Ahmedabad: There’s nothing subtle about the Congress’ strategy to ward off a split in the party ahead of the election in Gujarat that must be held by December. All its current law-makers will be granted the chance to run for office again.
- Vaghela left BJP for Congress in 1996
- He wants to be Chief Minister candidate
- Has support of most Congress legislators, could split the party
“I am presently with the Congress, you should not worry if am going here or there,” said Shankersinh Vaghela, the party’s most senior leader in Gujarat and a former Chief Minister who left the BJP in 1996. His emphasis on “presently” gives away what is, in any case, no secret. Mr Vaghela has made it clear that he expects to be named the presumptive Chief Minister. Congress Vice President Rahul Gandhi has not agreed yet.
In retaliation, Mr Vaghela, 77, has pointedly been absent from strategy meetings and has held large gatherings of Congress law-makers at his home which have called for him to be named the party’s choice for Chief Minister.

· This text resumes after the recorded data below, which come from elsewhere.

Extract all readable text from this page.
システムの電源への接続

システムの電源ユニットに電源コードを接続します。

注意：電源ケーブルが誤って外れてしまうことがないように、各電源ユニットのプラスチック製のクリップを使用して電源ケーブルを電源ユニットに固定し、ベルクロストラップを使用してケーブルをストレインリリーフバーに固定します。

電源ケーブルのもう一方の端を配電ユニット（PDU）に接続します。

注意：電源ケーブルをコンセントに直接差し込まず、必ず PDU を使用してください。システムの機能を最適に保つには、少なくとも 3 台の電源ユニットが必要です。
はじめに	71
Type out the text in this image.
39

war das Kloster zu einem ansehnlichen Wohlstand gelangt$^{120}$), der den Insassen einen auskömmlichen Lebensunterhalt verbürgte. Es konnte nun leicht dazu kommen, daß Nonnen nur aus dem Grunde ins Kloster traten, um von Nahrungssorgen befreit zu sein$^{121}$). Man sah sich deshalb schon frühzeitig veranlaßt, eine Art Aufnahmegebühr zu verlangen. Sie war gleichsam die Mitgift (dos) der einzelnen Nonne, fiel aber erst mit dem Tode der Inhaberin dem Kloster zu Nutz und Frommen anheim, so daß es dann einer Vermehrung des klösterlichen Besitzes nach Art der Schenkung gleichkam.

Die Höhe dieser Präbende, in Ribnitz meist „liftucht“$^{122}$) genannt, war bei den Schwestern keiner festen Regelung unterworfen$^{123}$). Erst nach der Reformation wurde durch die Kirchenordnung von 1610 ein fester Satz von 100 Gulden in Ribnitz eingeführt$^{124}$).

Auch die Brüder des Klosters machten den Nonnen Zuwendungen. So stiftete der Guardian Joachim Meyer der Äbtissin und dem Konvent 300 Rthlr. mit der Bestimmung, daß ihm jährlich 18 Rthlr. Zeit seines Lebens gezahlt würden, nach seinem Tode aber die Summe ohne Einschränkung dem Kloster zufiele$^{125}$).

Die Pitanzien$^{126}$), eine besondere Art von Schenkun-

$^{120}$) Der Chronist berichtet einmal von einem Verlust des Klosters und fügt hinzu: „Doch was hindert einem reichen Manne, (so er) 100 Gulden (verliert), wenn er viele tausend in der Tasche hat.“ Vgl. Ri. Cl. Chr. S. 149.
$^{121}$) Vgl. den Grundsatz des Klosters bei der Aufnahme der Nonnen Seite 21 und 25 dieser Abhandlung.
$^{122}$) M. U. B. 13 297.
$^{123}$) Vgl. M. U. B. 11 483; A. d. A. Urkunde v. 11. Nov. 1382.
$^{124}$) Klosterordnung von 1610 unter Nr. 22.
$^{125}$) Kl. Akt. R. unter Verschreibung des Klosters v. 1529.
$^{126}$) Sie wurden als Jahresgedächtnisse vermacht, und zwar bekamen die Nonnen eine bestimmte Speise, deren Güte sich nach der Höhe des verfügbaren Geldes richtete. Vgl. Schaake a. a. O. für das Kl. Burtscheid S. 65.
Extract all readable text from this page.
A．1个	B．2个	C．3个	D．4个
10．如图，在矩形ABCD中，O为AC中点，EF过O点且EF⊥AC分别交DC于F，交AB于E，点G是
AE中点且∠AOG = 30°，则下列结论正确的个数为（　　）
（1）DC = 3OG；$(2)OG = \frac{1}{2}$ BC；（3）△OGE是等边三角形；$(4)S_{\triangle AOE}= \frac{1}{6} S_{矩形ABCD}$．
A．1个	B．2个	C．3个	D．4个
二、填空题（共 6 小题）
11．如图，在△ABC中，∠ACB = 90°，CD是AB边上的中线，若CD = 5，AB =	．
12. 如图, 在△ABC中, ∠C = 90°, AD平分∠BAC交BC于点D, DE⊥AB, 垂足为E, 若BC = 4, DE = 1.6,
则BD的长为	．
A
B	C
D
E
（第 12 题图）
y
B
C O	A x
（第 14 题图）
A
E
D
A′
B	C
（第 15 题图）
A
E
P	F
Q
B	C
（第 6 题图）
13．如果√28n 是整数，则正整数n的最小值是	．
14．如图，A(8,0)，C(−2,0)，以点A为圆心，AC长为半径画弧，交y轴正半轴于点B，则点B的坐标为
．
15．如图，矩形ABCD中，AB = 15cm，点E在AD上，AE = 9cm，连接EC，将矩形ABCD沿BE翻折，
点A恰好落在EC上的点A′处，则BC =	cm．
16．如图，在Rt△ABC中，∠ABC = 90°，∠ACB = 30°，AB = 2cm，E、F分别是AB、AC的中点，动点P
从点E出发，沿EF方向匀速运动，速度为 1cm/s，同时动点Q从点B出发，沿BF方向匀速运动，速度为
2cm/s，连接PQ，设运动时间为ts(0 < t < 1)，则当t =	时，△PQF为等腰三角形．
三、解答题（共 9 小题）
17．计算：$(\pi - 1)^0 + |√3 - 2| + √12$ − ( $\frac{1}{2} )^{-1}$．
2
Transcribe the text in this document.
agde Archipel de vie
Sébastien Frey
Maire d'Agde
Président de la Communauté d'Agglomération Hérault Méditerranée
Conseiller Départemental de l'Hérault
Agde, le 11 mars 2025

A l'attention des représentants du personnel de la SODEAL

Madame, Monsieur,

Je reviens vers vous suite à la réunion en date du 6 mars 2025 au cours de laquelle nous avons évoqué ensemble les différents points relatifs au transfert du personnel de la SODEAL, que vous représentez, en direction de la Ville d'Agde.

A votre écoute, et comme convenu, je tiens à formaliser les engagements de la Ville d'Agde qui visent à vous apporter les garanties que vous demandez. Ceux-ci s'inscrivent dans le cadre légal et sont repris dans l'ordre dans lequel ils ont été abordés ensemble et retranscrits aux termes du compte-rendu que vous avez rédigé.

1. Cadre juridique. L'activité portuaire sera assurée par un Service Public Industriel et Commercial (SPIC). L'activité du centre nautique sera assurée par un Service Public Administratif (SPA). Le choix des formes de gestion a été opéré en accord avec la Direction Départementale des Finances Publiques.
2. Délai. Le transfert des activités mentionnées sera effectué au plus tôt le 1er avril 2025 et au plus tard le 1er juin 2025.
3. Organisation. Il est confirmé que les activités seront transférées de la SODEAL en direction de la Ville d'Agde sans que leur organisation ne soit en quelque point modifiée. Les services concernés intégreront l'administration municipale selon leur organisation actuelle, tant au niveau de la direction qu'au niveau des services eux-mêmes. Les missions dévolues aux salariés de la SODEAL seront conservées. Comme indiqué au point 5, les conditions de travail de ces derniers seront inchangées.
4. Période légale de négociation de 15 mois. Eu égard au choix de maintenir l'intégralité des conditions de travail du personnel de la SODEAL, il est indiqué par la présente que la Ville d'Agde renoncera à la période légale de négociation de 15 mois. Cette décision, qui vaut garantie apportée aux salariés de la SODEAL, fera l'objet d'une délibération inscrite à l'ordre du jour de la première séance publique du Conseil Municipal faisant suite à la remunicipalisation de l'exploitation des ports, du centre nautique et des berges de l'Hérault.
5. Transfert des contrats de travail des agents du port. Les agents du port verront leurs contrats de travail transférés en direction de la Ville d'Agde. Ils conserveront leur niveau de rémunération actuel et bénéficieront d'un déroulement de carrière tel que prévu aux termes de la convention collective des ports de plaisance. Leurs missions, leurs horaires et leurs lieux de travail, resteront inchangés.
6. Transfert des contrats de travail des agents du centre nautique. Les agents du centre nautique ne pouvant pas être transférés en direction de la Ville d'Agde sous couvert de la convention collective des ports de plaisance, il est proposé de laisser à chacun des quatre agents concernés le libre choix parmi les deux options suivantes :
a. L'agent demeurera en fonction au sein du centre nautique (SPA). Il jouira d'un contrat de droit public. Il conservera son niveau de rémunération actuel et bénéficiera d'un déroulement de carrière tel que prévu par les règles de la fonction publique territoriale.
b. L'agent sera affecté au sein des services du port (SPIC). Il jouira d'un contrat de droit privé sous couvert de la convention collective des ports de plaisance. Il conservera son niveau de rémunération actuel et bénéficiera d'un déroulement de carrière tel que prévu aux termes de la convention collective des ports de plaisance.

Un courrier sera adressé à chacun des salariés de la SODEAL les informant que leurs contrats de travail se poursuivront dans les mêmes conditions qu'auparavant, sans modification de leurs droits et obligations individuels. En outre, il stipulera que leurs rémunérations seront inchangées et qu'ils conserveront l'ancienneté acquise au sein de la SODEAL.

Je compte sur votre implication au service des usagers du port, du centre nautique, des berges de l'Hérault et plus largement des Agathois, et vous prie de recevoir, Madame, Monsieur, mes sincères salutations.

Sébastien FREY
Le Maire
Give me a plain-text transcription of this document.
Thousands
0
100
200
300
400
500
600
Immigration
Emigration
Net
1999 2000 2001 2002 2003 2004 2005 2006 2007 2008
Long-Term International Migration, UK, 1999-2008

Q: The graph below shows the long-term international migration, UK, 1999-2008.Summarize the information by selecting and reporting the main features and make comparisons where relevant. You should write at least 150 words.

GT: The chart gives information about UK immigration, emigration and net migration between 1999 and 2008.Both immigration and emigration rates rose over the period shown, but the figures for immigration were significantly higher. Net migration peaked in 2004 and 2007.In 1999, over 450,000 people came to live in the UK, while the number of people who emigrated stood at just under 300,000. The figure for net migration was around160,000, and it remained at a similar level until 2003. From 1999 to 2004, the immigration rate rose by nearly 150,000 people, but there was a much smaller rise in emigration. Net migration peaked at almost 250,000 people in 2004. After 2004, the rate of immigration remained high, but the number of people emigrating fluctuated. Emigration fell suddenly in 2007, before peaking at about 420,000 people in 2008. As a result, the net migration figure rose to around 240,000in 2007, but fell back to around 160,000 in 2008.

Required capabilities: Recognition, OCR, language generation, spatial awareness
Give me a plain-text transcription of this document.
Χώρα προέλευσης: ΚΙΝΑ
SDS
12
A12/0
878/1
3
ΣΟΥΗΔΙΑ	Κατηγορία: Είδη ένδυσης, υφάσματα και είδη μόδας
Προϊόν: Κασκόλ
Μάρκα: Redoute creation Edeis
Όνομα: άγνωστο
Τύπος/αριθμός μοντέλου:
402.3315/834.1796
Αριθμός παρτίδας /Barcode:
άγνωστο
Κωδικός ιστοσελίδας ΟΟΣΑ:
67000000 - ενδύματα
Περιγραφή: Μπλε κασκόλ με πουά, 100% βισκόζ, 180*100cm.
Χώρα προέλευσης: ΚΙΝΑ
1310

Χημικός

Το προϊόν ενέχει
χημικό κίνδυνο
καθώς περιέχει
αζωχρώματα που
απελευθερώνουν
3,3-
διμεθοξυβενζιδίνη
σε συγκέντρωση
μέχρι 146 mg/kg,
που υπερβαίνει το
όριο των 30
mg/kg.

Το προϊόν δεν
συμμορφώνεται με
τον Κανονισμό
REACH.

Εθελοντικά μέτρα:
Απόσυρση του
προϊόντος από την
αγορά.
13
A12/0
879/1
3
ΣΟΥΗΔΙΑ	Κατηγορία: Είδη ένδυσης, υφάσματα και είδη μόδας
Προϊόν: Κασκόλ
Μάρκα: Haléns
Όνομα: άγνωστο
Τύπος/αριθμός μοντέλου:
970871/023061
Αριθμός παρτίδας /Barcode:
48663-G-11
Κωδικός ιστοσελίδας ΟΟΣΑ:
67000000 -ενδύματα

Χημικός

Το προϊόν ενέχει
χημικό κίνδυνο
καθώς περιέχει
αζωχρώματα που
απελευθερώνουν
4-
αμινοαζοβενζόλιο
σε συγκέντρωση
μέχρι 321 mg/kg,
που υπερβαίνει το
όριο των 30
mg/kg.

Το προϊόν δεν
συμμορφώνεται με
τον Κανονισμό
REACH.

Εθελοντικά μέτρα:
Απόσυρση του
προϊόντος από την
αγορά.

A summit that was scheduled for tomorrow with Ahmed Patel, who is the top aide to Congress chief Sonia Gandhi, has been postponed. The party says it’s because it’s preoccupied with farmer protests, but sources say the cancellation seeks to avoid the ignominy of Mr Vaghela not showing up.
The Congress says it’s not in danger of fissuring. “I met Shankersinh Vaghela. We had a great meeting, he offered me tea and mangoes,” said Bharatsinh Solanki, who heads the Congress in Gujarat, a state that has not wavered from its support for the BJP since 1995.
But signalling its concerns, the Congress has agreed that all 57 incumbent legislators will be fielded as candidates. The Gujarat Assembly has 182 seats. BJP chief Amit Shah, who is also a state legislator, has already declared “Mission 150” as his party’s target and has begun campaigning in the state. Last month, Mr Shah toured the state, covering the few Congress strongholds in the state like the tribal region of Chhota Udeipur, where he lunched at the home of a Dalit party worker.